CA resulted in three main cluster of sampling site with different characteristics. Continuously, DA determined only three parameters i.e. Ca⁺, NO^2_ and PH affording 73.33% correct assignation to discriminate between the clusters using forward stepwise mode from the original 24 parameters. Therefore, forward stepwise mode was proven to be useful in recognising the discriminate parameters in spatial variation of portable water quality as it begins with more significant variables than backward stepwise mode.

PCA was used to examine the root of each water quality parameter due to nature and anthropogenic activities based on three cluster regions. Eight varimax factors (VFs) accounted for 76.45% of the total variance in the data set were found. The largest source of variation (26.29%) appears to be from water quality parameters associated natural process (dissolution of rocks), point source pollution (industrial and municipal waste water) and non-point source pollution (mostly from agricultural activities). It is noteworthy that PCA confirm exactly the result of CA and determine the pollution source.

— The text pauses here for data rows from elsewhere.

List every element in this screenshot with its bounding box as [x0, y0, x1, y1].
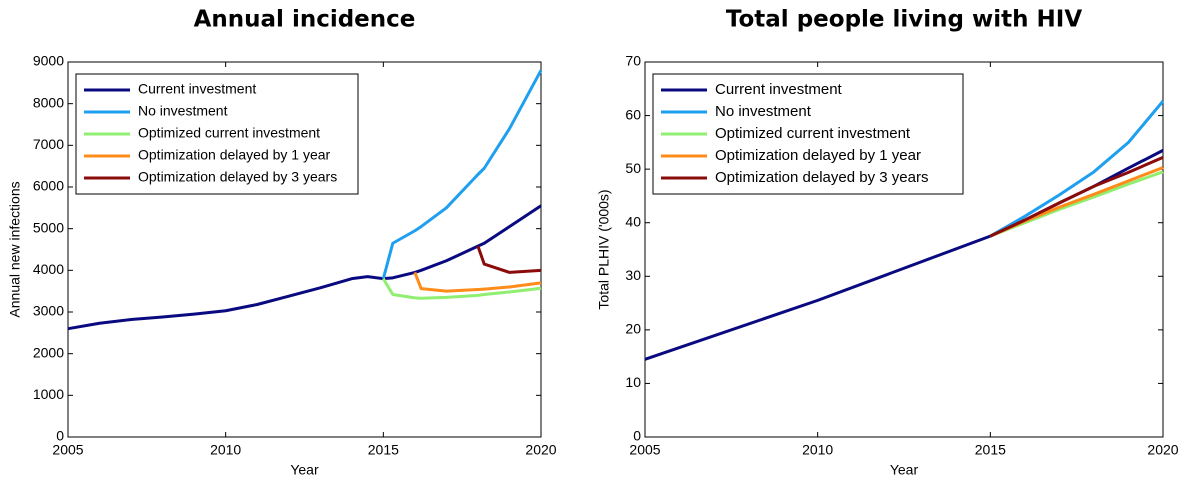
x-tick-label: 2010 — [210, 442, 241, 458]
y-tick-label: 3000 — [33, 303, 64, 319]
y-tick-label: 10 — [625, 374, 641, 390]
x-tick-label: 2010 — [802, 442, 833, 458]
y-axis-label: Total PLHIV ('000s) — [596, 189, 612, 309]
x-tick-label: 2015 — [975, 442, 1006, 458]
y-tick-label: 8000 — [33, 94, 64, 110]
x-tick-label: 2005 — [52, 442, 83, 458]
y-tick-label: 20 — [625, 321, 641, 337]
x-tick-label: 2005 — [629, 442, 660, 458]
legend-label: Current investment — [138, 81, 256, 97]
legend-label: Optimized current investment — [138, 125, 320, 141]
chart-title: Total people living with HIV — [726, 7, 1082, 33]
line-series — [382, 277, 542, 300]
x-tick-label: 2015 — [368, 442, 399, 458]
x-axis-label: Year — [290, 462, 319, 478]
y-axis-label: Annual new infections — [7, 181, 23, 317]
legend-label: No investment — [138, 103, 228, 119]
line-series — [381, 69, 543, 280]
y-tick-label: 1000 — [33, 386, 64, 402]
legend-label: Optimization delayed by 1 year — [138, 147, 331, 163]
legend-label: Optimization delayed by 1 year — [715, 147, 921, 164]
y-tick-label: 0 — [633, 428, 641, 444]
y-tick-label: 70 — [625, 53, 641, 69]
line-series — [67, 204, 542, 331]
y-tick-label: 5000 — [33, 219, 64, 235]
y-tick-label: 4000 — [33, 261, 64, 277]
y-tick-label: 7000 — [33, 136, 64, 152]
y-tick-label: 2000 — [33, 344, 64, 360]
line-series — [476, 245, 542, 274]
legend-label: Current investment — [715, 81, 843, 98]
y-tick-label: 50 — [625, 160, 641, 176]
chart-title: Annual incidence — [194, 7, 416, 33]
legend-label: Optimization delayed by 3 years — [715, 169, 928, 186]
line-series — [413, 271, 542, 293]
y-tick-label: 30 — [625, 267, 641, 283]
y-tick-label: 60 — [625, 106, 641, 122]
line-series — [989, 100, 1165, 238]
x-tick-label: 2020 — [1147, 442, 1178, 458]
y-tick-label: 40 — [625, 213, 641, 229]
line-series — [989, 155, 1164, 238]
x-tick-label: 2020 — [525, 442, 556, 458]
legend-label: Optimization delayed by 3 years — [138, 169, 337, 185]
legend-label: Optimized current investment — [715, 125, 911, 142]
y-tick-label: 9000 — [33, 53, 64, 69]
y-tick-label: 6000 — [33, 178, 64, 194]
y-tick-label: 0 — [56, 428, 64, 444]
x-axis-label: Year — [890, 462, 919, 478]
legend-label: No investment — [715, 103, 812, 120]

Therefore, the result of this study clearly demonstrates the usefulness of multivariate statistical analysis in geochemistry. Additionally this result may be used to reduce the number of samples analysed both in space and time without much loss of information. This will assist the decision makers to identify priorities to improve water quality that has deteriorated due to pollution from various anthropogenic activities.

ACKNOWLEDGEMENTS

Authors are thankful to the Department of Mineral and Geoscience Terengganu for providing the hydrochemical data of groundwater. They are also thankful to the post graduate school, Universiti Sultan ZainalAbidin for supplying vehicle for site visit and data collection.